Adentraram o quarto e qual não foi a surpresa com a pessoa que os esperava, sentado à pequena mesa...
— Jorge? Que faz aqui?
— Ora — indignou-se —, é assim que você recebe aquele que os veio salvar? — E riu. — Mas eu respondo. Padre Homero sabia de toda a esquematização e me ligou. Vim o mais rápido que pude. Mas, meu Deus, onde vocês estavam? Limpando o porão?
— Antes fosse — respondeu Bruno. — Tivemos uma tarde de Indiana Jones, meu amigo. Algo surreal.
— Vão tomar um banho — sugeriu Padre Homero.
— Juntos? — E Bruno olhou para Nora.
Ela rechaçou a ideia, que no fundo a agradava:
— Claro que não! Um de cada vez!
Padre Homero, prevendo o estado em que os encontraria, arrumara algumas roupas. Nora ficara linda, vestida em calça de moletom e camisa polo, nada combinando com ela, mas qualquer coisa lhe caía bem.
— Agora que me dei conta, Bruno. Se tivéssemos esperado mais um pouco, o padre teria aberto a parede e teríamos luz no fim do túnel.
— Paciência, agora já foi, como íamos adivinhar? Mas padre, explique a situação, como está? Antes de me acertarem a cabeça, o Padre Germano disse que ele, Javier e Juan iam para Congonhas. E deixaram Yago tomando conta de nós.
Padre Homero confirmou:
— Sim, Yago ainda está no depósito, pensando que vocês estão dentro da passagem. O melhor que vocês fazem é ir embora com o Sr. Fontana, imediatamente. Muito em breve o Yago vai descobrir. Eu mesmo: acho que chegou o fim da linha para mim, vou com vocês.
Bruno tinha uma dúvida e não poderia deixar passar a oportunidade:
— Essa galeria secreta, existe por quê?
— Meu filho, você bem sabe, esse tipo de passagem subterrânea era muito comum em construções seculares como esta. Há motivos nobres, outros nem tanto. No presente caso, era usada por contrabandistas, em sua maioria travestidos de padres e seminaristas. Muitos chegavam ao Seminário pela porta da frente e suas 'mercadorias' eram então escoadas secretamente pela passagem, para interceptadores do outro lado. Antigamente não havia a rodovia Presidente Dutra, que só foi inaugurada em 1951. A passagem saía praticamente dentro da Mata Atlântica. Muitos seminaristas, ao descobrirem, a utilizavam para encontros furtivos com mulheres na floresta.

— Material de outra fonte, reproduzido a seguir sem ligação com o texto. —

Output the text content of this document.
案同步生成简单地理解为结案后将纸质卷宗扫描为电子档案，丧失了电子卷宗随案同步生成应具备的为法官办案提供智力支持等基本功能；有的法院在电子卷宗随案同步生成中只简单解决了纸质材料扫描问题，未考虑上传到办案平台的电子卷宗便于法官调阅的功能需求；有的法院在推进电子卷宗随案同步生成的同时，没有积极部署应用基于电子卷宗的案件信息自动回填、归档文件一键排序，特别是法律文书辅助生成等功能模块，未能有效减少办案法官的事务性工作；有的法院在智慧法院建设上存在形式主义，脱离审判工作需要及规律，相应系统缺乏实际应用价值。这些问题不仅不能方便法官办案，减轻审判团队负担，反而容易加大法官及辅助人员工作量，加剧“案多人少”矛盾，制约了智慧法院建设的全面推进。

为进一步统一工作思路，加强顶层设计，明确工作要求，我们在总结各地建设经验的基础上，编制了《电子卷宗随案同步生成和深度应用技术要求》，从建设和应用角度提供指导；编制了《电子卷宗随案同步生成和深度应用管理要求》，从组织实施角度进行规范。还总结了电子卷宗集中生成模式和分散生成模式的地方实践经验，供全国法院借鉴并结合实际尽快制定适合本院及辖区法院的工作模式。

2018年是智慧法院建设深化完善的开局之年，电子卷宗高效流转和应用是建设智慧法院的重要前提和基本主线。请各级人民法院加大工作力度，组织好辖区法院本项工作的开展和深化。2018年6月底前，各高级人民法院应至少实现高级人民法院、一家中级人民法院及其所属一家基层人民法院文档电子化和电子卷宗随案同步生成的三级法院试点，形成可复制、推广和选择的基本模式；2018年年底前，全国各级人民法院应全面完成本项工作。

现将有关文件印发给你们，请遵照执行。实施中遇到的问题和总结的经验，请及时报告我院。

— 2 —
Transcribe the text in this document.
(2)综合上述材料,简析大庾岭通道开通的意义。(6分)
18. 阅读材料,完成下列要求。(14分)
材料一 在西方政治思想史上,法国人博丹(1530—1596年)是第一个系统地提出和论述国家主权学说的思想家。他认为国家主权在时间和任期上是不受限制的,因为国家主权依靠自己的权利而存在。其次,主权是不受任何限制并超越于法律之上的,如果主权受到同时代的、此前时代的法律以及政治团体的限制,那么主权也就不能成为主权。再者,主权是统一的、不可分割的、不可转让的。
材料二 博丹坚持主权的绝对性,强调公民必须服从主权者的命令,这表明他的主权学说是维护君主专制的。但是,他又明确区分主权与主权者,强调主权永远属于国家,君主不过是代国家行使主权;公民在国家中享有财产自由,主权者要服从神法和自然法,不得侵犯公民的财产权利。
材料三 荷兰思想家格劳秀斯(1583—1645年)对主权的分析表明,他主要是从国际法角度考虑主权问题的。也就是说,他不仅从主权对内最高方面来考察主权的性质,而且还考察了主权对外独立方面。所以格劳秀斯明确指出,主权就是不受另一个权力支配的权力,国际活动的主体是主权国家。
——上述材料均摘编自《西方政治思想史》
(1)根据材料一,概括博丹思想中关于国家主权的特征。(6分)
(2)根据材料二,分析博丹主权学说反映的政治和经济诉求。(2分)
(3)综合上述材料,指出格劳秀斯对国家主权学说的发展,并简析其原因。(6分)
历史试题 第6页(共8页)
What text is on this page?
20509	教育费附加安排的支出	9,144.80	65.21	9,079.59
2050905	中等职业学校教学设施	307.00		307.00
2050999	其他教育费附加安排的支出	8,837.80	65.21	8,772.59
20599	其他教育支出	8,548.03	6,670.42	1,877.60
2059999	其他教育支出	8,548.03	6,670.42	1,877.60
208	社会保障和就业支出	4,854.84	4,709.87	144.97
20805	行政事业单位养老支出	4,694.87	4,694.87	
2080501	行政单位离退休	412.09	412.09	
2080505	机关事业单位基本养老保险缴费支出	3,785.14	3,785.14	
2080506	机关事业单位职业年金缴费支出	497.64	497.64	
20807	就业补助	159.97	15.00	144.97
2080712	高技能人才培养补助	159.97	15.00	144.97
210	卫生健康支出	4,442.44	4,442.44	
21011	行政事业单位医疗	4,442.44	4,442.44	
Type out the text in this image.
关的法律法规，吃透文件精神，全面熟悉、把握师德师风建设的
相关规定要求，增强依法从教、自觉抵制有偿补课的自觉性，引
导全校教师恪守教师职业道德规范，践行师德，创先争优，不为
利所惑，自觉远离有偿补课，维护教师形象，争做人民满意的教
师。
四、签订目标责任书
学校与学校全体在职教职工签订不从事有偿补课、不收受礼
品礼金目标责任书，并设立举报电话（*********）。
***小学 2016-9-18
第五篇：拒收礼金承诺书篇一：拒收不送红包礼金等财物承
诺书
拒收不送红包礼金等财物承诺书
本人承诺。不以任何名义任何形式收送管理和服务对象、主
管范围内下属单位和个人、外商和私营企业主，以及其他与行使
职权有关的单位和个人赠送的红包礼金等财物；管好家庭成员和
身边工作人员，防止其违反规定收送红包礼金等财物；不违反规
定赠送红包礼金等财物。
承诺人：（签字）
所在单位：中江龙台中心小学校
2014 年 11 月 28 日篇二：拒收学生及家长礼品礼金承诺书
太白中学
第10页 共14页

"Quando o Padre Germano chegou ao Seminário, em 1999, ele fechou a passagem com duas paredes de tijolos, uma em cada extremidade. Porém, quase ninguém sabe, o fez com a engenhosidade das cortinas móveis."¹
— E infelizmente ainda utilizada para fins escusos.
— Sim. Contrabandos de relíquias e torturas, por parte da Ordem. Infelizmente o Seminário foi cooptado por esses seres abjetos e até me perdoem falar assim, mas é isso que eles são.
— E o esqueleto, padre? — perguntou Bruno.
— Esqueleto? — assustou-se Nora. — Que esqueleto?
— O que nós pulamos no escuro, lembra? Eu o vi quando saímos, com a luz da escada, mas não quis lhe falar.
O padre nos tranquilizou:
— É falso. Serve como elemento de tortura psicológica.
Nora estava encafifada:
— Padre, e por que em 2001 o senhor nos deixou cair na lábia de Padre Germano?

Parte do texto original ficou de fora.